Governor Yemi Cardoso of the Central Bank of Nigeria (CBN) disclosed that law enforcement agencies are currently investigating foreign exchange forwards valued at $2.4 billion.

This announcement came in the wake of the Monetary Policy Committee (MPC) meeting held in Abuja on Tuesday, March 26.

Governor Cardoso shed light on the meticulous forensic audit conducted on these transactions, which uncovered numerous discrepancies, rendering them ineligible for payment.

The CBN, while settling certain tranches of FX backlog, encountered transactions riddled with issues concerning their authenticity.

To address these concerns, Deloitte management consultants were enlisted to conduct a comprehensive forensic analysis spanning several months.
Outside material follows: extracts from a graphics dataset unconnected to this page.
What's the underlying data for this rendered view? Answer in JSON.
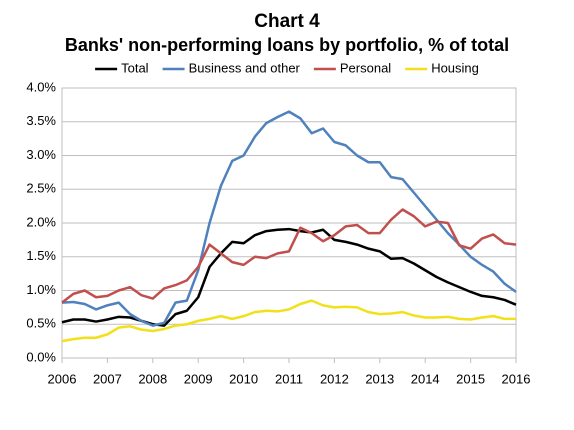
{
  "chart_data": {
    "type": "line",
    "title": "Chart 4",
    "subtitle": "Banks' non-performing loans by portfolio, % of total",
    "x": [
      2006,
      2006.25,
      2006.5,
      2006.75,
      2007,
      2007.25,
      2007.5,
      2007.75,
      2008,
      2008.25,
      2008.5,
      2008.75,
      2009,
      2009.25,
      2009.5,
      2009.75,
      2010,
      2010.25,
      2010.5,
      2010.75,
      2011,
      2011.25,
      2011.5,
      2011.75,
      2012,
      2012.25,
      2012.5,
      2012.75,
      2013,
      2013.25,
      2013.5,
      2013.75,
      2014,
      2014.25,
      2014.5,
      2014.75,
      2015,
      2015.25,
      2015.5,
      2015.75,
      2016
    ],
    "series": [
      {
        "name": "Total",
        "color": "#000000",
        "values": [
          0.53,
          0.57,
          0.57,
          0.54,
          0.57,
          0.61,
          0.6,
          0.55,
          0.5,
          0.48,
          0.65,
          0.7,
          0.9,
          1.35,
          1.55,
          1.72,
          1.7,
          1.82,
          1.88,
          1.9,
          1.91,
          1.88,
          1.86,
          1.9,
          1.75,
          1.72,
          1.68,
          1.62,
          1.58,
          1.47,
          1.48,
          1.4,
          1.3,
          1.2,
          1.12,
          1.05,
          0.98,
          0.92,
          0.9,
          0.86,
          0.79
        ]
      },
      {
        "name": "Business and other",
        "color": "#4f81bd",
        "values": [
          0.82,
          0.83,
          0.8,
          0.72,
          0.78,
          0.82,
          0.65,
          0.55,
          0.48,
          0.52,
          0.82,
          0.85,
          1.3,
          2.0,
          2.55,
          2.92,
          3.0,
          3.28,
          3.48,
          3.57,
          3.65,
          3.55,
          3.33,
          3.4,
          3.2,
          3.15,
          3.0,
          2.9,
          2.9,
          2.68,
          2.65,
          2.45,
          2.25,
          2.05,
          1.85,
          1.68,
          1.5,
          1.38,
          1.28,
          1.1,
          0.98
        ]
      },
      {
        "name": "Personal",
        "color": "#c0504d",
        "values": [
          0.82,
          0.95,
          1.0,
          0.9,
          0.92,
          1.0,
          1.05,
          0.93,
          0.88,
          1.03,
          1.08,
          1.15,
          1.35,
          1.68,
          1.55,
          1.42,
          1.38,
          1.5,
          1.48,
          1.55,
          1.58,
          1.93,
          1.85,
          1.73,
          1.82,
          1.95,
          1.97,
          1.85,
          1.85,
          2.05,
          2.2,
          2.1,
          1.95,
          2.02,
          2.0,
          1.67,
          1.62,
          1.77,
          1.83,
          1.7,
          1.68
        ]
      },
      {
        "name": "Housing",
        "color": "#f2e01a",
        "values": [
          0.25,
          0.28,
          0.3,
          0.3,
          0.35,
          0.45,
          0.47,
          0.42,
          0.4,
          0.43,
          0.48,
          0.5,
          0.55,
          0.58,
          0.62,
          0.58,
          0.62,
          0.68,
          0.7,
          0.69,
          0.72,
          0.8,
          0.85,
          0.78,
          0.75,
          0.76,
          0.75,
          0.68,
          0.65,
          0.66,
          0.68,
          0.63,
          0.6,
          0.6,
          0.61,
          0.58,
          0.57,
          0.6,
          0.62,
          0.58,
          0.58
        ]
      }
    ],
    "xlim": [
      2006,
      2016
    ],
    "xticks": [
      2006,
      2007,
      2008,
      2009,
      2010,
      2011,
      2012,
      2013,
      2014,
      2015,
      2016
    ],
    "ylim": [
      0,
      4
    ],
    "yticks": [
      {
        "value": 0,
        "label": "0.0%"
      },
      {
        "value": 0.5,
        "label": "0.5%"
      },
      {
        "value": 1,
        "label": "1.0%"
      },
      {
        "value": 1.5,
        "label": "1.5%"
      },
      {
        "value": 2,
        "label": "2.0%"
      },
      {
        "value": 2.5,
        "label": "2.5%"
      },
      {
        "value": 3,
        "label": "3.0%"
      },
      {
        "value": 3.5,
        "label": "3.5%"
      },
      {
        "value": 4,
        "label": "4.0%"
      }
    ],
    "grid": true,
    "title_color": "#c00000"
  }
}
The audit revealed a multitude of irregularities, including allocations disbursed without corresponding requests, lack of proper documentation, and instances of outright illegality.

Cardoso emphasized the gravity of the situation, stating, “We refused to validate them because, apart from the fact that documentation was not satisfactory in many cases, they were outright illegal.”

He underscored the commitment of law enforcement agencies to investigate these transactions thoroughly.

Despite concerns about potential backlogs among stakeholders, Cardoso assured that the market remains open and transparent for addressing any outstanding contractual obligations.

The CBN has diligently verified and settled recognized backlogs of forward transactions.

This revelation comes at a critical juncture as Nigeria grapples with economic challenges, including inflationary pressures.

The MPC’s decision to raise the benchmark interest rate to 24.75 percent reflects efforts to stabilize prices and restore the purchasing power of the average Nigerian.

As investigations unfold and regulatory scrutiny intensifies, the CBN’s commitment to transparency and financial integrity will be closely monitored by stakeholders across the nation.